12.10.2023, 12:34:08

Auch wenn das hier eine Jura- und keine Biologie-App ist: Kann mir jemand erklären, wieso die plötzliche Aufnahme von Wasser in dem dargestellten Fall tödlich sein kann?

Kiara256

Kiara256

15.8.2024, 12:23:29

Hallo JCF! Falls es dich noch interessiert: ich hab da mal ein bisschen gegoogelt. So wie es scheint ist zu viel Wasser trinken per se erstmal nicht weiter gefährlich. Kritisch wird es, wenn entweder Vorerkrankungen vorliegen, oder wenn es wirklich enorm viel Wasser (um die 23 Liter/Tag) ist und das Natrium "aus dem Blut geschwemmt" wird.
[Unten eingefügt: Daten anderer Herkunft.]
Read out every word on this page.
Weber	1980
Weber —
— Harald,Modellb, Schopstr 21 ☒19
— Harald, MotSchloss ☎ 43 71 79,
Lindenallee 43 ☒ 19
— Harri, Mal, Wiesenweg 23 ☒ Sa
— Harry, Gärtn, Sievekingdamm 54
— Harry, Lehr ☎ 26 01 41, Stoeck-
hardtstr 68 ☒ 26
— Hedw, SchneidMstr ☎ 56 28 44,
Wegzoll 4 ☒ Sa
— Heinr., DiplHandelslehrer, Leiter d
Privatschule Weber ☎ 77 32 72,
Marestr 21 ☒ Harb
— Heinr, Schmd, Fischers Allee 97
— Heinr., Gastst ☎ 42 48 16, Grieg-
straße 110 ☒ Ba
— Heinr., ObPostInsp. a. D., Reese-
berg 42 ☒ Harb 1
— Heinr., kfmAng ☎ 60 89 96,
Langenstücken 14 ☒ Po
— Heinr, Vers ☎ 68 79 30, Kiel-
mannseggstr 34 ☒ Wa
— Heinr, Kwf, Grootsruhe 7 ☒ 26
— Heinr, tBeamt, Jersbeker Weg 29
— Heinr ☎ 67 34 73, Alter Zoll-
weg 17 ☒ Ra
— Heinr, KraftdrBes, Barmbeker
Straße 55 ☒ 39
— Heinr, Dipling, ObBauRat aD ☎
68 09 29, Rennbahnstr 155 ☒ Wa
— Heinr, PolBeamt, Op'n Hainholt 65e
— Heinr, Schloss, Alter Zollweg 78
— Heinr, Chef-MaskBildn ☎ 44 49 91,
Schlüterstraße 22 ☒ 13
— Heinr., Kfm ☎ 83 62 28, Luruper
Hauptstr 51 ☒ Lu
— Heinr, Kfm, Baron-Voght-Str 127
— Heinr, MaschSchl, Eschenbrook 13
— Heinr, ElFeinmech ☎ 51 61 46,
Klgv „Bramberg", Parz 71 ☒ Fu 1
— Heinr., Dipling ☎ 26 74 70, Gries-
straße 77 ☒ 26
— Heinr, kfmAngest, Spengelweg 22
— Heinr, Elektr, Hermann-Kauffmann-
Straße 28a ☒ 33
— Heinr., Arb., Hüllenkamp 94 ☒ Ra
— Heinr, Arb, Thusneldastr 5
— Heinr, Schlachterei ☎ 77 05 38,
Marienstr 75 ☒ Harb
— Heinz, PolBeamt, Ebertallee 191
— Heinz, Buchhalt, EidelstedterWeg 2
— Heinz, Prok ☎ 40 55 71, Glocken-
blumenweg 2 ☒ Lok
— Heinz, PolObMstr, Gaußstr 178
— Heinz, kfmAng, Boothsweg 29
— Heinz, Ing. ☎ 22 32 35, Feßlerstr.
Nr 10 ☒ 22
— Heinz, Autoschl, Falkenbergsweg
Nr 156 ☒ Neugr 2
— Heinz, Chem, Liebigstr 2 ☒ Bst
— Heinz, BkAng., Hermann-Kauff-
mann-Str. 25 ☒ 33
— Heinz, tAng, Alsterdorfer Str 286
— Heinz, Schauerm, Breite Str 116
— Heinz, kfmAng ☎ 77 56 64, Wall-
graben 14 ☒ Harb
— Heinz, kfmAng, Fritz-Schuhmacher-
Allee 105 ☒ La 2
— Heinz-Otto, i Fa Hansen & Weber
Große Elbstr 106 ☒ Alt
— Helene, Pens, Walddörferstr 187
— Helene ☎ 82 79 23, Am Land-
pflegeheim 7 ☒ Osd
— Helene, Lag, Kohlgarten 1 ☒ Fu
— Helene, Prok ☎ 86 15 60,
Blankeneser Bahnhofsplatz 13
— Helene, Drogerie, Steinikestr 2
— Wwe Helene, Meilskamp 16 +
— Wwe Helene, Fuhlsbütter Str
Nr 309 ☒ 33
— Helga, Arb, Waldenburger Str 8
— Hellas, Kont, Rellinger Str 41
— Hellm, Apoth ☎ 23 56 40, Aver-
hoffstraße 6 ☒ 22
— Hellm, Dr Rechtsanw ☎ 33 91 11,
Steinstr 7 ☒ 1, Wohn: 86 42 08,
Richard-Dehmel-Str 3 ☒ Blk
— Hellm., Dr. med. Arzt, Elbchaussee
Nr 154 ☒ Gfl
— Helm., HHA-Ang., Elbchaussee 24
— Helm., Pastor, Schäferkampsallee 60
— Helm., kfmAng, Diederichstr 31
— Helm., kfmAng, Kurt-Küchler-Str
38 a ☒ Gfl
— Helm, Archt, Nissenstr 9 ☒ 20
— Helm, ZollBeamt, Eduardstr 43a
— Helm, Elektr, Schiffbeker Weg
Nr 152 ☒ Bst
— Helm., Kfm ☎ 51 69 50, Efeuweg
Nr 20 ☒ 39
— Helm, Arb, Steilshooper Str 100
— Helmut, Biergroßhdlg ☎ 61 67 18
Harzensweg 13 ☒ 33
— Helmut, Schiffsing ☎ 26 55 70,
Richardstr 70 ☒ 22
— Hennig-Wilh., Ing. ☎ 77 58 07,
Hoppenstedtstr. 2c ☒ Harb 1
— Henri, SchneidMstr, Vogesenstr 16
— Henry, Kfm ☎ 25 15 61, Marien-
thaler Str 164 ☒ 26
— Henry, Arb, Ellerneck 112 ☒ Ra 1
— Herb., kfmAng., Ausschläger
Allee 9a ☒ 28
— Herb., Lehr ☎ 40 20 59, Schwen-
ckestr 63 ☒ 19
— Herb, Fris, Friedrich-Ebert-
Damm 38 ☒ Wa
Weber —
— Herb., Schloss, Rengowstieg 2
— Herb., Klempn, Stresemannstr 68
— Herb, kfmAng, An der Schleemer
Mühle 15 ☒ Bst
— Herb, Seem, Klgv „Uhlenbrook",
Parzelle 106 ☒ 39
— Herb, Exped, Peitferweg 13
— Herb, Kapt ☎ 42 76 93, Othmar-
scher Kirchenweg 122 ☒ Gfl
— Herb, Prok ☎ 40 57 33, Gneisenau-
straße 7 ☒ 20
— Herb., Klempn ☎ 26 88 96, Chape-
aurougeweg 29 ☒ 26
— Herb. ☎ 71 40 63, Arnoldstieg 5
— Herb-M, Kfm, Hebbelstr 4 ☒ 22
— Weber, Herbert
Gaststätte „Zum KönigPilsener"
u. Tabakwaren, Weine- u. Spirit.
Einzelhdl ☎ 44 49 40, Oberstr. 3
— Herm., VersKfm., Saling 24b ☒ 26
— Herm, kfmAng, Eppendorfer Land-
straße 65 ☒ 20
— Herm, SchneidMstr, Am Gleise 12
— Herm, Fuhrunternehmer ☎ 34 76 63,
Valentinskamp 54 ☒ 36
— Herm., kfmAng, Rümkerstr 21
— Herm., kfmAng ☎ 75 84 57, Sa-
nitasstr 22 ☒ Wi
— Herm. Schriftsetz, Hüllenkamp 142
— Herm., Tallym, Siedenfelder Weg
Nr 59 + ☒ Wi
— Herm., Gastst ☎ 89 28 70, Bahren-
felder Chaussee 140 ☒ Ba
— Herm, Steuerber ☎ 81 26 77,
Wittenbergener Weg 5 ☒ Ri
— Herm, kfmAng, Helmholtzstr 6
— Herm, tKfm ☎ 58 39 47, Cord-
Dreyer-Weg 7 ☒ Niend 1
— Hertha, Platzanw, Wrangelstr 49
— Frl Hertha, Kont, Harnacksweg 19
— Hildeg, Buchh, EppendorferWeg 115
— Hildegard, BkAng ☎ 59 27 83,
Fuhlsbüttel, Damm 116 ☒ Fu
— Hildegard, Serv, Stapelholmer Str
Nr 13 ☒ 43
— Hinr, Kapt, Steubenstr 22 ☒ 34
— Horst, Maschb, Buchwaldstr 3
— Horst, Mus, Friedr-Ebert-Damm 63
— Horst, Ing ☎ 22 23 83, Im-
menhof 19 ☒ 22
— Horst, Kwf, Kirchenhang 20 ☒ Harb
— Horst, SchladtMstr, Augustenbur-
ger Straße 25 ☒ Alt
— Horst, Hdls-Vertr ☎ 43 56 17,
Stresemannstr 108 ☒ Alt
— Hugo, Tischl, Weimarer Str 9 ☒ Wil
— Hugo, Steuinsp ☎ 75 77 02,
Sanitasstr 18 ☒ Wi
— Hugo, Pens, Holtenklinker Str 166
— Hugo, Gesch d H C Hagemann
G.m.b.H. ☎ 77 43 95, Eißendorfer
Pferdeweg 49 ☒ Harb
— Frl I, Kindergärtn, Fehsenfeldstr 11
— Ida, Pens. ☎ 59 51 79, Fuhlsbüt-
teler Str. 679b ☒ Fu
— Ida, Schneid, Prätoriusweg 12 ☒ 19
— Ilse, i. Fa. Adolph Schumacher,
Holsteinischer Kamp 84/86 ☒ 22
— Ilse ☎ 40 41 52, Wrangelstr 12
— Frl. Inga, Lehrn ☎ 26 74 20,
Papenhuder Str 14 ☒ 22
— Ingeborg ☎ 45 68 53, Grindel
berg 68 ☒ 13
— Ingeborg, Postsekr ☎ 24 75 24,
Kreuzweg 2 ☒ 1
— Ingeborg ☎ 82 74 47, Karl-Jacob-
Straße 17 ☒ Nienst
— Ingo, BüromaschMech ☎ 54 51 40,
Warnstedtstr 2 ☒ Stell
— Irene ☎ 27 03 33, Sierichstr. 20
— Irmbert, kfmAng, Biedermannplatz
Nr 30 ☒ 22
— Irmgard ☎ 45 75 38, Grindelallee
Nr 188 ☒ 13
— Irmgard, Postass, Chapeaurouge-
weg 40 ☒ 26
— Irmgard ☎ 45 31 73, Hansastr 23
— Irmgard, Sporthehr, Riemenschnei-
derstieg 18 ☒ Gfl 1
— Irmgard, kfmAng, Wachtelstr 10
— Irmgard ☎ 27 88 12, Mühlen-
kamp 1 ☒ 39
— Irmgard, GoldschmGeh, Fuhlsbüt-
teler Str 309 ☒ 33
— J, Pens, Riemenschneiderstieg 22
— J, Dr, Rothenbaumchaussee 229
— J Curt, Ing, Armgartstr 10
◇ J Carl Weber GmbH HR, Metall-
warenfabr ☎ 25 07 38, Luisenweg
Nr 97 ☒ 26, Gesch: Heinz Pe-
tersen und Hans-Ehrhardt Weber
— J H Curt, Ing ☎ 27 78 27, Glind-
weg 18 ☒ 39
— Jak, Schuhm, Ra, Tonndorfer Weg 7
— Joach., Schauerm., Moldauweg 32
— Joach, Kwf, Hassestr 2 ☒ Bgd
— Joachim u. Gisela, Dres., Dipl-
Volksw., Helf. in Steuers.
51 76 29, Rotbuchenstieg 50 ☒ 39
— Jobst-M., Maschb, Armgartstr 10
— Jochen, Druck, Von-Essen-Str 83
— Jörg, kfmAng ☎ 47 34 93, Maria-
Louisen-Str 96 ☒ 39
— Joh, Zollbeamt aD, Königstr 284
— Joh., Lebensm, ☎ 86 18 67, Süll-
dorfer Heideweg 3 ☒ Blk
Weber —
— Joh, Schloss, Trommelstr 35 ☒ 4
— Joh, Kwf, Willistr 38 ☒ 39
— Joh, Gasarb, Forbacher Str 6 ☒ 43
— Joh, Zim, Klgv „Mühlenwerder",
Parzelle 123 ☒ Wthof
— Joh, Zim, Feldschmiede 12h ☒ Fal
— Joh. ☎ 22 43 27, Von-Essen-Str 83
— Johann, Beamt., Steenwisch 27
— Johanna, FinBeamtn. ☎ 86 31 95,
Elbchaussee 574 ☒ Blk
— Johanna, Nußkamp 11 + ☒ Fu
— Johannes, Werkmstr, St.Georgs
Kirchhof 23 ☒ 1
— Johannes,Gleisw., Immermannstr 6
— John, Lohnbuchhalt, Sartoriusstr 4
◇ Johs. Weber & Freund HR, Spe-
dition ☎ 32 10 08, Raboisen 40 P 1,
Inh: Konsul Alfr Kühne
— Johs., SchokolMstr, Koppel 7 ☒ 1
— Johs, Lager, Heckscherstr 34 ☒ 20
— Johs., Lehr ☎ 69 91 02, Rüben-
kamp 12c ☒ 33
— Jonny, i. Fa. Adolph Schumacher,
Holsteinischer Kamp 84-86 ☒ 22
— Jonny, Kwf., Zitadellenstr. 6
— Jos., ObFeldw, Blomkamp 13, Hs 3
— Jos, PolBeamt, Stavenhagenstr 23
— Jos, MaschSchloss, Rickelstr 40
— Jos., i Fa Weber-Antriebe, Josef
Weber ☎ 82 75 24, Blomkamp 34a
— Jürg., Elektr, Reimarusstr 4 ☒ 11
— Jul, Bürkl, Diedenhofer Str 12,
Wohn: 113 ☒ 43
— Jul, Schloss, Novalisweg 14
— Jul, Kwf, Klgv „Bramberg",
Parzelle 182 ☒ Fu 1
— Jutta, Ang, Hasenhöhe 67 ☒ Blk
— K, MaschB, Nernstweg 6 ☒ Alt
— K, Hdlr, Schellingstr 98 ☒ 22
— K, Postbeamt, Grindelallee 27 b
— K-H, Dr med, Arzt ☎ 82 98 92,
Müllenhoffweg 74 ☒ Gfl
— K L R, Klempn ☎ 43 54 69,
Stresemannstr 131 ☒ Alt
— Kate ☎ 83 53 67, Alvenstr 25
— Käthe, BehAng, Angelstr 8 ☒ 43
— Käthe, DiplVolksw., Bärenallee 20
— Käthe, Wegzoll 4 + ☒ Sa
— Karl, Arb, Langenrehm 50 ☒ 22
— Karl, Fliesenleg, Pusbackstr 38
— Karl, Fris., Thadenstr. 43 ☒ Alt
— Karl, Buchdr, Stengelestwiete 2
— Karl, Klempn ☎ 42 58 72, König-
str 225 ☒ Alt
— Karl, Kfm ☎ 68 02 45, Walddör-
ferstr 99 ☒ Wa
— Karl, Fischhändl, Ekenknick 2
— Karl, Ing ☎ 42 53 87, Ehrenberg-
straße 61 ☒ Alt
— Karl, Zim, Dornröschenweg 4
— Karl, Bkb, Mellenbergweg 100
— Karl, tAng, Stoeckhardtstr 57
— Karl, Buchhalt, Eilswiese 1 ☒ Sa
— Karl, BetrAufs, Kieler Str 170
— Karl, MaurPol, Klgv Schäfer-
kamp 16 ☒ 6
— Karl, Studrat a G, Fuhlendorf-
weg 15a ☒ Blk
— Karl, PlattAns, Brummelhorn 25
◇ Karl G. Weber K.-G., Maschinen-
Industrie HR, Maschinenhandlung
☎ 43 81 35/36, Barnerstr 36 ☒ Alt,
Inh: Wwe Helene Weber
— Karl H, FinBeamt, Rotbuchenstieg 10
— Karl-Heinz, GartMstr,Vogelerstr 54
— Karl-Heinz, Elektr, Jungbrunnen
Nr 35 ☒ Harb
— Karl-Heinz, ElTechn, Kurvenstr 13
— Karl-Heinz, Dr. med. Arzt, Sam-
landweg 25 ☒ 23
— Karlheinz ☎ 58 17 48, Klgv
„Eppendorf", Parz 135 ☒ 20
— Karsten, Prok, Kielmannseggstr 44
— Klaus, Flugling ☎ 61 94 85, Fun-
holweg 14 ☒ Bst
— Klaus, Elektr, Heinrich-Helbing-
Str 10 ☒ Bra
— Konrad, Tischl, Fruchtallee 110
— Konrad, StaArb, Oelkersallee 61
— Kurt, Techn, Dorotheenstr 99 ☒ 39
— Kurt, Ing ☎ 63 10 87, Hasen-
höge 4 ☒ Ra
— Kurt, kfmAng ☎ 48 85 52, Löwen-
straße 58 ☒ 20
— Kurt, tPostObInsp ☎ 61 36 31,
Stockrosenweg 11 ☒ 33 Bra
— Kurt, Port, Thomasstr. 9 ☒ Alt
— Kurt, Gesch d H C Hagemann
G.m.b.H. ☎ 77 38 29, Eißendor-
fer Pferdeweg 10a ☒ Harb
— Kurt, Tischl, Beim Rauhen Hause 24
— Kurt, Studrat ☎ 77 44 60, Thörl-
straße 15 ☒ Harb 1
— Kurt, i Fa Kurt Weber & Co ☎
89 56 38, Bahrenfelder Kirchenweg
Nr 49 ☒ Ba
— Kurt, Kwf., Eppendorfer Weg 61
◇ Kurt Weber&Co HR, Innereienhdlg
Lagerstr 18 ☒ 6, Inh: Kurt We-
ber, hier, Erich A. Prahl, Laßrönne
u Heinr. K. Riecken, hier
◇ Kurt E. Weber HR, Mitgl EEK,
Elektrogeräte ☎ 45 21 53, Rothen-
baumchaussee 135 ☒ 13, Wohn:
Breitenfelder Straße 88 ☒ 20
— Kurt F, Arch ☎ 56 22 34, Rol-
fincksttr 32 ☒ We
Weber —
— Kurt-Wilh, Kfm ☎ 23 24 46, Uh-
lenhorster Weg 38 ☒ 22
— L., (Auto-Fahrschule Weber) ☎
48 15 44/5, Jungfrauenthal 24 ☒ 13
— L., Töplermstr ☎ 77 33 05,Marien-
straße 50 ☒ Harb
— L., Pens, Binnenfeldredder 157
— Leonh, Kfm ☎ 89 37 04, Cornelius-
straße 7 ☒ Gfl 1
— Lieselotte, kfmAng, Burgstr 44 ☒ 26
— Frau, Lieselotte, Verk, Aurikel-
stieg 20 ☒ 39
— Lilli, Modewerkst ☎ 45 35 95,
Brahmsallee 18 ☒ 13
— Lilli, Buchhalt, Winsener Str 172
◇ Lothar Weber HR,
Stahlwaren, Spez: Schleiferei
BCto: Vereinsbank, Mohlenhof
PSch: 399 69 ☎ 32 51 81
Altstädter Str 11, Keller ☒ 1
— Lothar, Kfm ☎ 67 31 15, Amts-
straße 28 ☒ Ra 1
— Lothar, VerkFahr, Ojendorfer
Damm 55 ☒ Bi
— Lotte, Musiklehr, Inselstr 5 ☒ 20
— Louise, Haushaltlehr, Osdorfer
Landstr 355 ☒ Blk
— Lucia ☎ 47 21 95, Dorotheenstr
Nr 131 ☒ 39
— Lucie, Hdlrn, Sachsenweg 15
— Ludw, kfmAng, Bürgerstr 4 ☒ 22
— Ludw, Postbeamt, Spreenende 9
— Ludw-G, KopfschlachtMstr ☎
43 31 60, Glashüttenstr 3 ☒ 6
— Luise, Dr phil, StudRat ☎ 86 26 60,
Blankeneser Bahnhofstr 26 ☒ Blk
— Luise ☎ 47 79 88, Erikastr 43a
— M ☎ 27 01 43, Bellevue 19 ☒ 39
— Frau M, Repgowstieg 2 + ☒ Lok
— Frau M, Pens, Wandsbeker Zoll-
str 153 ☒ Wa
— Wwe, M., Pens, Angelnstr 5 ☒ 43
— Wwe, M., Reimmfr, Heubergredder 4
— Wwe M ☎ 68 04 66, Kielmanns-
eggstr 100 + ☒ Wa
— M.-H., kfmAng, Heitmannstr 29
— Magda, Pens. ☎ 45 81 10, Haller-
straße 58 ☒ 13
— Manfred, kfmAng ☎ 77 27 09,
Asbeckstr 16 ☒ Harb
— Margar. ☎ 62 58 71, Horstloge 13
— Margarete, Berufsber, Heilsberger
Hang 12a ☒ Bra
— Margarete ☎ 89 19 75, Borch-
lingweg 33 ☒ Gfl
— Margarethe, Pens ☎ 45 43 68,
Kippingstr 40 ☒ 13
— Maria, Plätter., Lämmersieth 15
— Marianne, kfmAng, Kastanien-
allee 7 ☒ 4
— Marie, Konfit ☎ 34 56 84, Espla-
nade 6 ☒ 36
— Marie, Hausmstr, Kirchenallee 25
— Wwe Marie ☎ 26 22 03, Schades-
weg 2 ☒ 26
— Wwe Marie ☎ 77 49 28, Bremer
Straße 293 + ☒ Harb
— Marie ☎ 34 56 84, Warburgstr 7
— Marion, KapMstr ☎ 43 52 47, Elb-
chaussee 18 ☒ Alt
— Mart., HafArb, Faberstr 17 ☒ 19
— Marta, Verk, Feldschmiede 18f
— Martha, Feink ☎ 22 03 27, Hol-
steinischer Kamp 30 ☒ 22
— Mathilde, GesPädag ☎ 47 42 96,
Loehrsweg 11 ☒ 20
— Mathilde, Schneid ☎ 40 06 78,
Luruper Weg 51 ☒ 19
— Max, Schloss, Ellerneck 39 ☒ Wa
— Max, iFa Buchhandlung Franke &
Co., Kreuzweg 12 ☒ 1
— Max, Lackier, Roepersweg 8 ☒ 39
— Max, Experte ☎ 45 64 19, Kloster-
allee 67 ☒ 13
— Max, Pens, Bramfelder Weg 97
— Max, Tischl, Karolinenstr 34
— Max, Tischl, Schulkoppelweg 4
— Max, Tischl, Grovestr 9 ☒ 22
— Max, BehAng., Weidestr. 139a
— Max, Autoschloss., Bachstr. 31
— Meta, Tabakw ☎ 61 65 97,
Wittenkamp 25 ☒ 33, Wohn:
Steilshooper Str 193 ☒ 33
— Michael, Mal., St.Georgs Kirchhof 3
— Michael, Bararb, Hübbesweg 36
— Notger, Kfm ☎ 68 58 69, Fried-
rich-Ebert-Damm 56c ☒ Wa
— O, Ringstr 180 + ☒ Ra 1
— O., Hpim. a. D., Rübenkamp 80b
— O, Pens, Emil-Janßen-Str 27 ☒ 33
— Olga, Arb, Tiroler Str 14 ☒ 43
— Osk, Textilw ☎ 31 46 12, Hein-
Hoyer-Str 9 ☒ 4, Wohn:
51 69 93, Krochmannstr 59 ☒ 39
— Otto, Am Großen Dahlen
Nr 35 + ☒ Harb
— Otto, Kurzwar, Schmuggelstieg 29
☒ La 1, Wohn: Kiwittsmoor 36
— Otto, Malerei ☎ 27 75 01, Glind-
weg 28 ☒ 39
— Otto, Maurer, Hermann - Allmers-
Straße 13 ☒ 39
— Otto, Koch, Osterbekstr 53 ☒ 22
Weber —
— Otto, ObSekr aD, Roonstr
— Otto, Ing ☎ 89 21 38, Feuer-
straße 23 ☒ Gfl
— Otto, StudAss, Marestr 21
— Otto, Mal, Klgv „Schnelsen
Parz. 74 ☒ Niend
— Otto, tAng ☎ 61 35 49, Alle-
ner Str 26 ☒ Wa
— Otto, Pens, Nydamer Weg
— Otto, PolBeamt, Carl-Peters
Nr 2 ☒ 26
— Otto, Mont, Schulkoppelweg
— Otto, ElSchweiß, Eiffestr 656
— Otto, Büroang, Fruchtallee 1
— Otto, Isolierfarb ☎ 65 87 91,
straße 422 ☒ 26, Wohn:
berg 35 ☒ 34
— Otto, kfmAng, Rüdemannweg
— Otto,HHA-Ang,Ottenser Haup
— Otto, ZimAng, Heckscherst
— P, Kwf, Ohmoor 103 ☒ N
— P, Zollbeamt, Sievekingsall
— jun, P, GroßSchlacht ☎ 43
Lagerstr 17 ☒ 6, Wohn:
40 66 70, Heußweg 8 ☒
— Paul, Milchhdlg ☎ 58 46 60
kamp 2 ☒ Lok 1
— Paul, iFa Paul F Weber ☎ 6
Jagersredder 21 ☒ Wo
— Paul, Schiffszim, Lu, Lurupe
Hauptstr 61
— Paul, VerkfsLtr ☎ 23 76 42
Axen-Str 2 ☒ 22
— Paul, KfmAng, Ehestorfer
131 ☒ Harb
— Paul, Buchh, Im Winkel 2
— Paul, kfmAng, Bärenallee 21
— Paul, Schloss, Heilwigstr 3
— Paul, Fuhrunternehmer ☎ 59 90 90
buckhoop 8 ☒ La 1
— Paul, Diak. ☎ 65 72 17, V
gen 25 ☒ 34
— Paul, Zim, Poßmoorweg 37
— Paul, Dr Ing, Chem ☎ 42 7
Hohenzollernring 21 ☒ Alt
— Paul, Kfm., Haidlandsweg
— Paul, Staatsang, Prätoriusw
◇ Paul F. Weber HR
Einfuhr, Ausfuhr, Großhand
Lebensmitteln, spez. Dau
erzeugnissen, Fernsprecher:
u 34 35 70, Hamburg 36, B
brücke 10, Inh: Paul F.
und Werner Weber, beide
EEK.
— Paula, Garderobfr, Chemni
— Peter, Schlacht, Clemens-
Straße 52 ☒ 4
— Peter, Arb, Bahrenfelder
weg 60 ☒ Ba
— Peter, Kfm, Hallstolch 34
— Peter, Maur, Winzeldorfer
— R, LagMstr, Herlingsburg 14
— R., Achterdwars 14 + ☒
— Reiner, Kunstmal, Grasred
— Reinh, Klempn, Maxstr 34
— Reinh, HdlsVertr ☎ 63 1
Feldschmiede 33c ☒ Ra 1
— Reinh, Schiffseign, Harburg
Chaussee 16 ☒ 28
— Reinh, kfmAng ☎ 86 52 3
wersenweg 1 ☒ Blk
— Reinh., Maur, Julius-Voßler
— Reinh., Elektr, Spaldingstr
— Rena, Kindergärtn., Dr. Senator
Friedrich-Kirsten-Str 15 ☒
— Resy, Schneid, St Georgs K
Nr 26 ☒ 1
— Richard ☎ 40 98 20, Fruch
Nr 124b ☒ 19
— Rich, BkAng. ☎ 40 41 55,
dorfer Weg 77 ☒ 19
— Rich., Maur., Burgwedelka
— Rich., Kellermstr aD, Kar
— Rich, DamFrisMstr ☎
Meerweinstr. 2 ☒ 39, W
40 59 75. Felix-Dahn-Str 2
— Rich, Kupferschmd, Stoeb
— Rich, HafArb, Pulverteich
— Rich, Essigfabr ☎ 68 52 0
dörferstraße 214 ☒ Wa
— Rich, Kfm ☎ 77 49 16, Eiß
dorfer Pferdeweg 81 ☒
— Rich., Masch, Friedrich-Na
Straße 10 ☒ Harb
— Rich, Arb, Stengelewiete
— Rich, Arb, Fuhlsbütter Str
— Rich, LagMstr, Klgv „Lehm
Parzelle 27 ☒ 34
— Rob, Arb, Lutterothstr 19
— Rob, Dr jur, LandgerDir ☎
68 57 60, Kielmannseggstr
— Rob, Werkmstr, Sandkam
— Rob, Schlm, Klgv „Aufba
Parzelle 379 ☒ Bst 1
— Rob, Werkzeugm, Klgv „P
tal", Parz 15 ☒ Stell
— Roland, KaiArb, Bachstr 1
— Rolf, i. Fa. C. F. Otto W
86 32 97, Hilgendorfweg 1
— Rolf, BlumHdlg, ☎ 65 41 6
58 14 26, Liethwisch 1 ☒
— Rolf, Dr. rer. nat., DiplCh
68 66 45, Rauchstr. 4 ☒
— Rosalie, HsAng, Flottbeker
Dann gibt es aber wiederum wohl schwerwiegende Symptome: Zitat von der unten verlinkten Seite: "Wenn sich die Hyperhydratation langsam entwickelt und leicht bis mittelstark ausgeprägt ist, können sich die Gehirnzellen anpassen, so dass (wenn überhaupt) nur leichte Symptome wie Zerstreutheit und Lethargie auftreten. Tritt eine Hyperhydratation rasch ein, können Erbrechen und Gleichgewichtsprobleme die Folge sein. Wenn sich die Hyperhydratation verschlimmert, kann es zu Verwirrtheit, Krampfanfällen und Koma kommen." Die Infos habe ich hier gefunden:https://www.msdmanuals.com/de-de/heim/hormon-und-stoffwechselerkrankungen/wasserhaushalt/hyperhydratation Ziemlich spannend, oder? LG :)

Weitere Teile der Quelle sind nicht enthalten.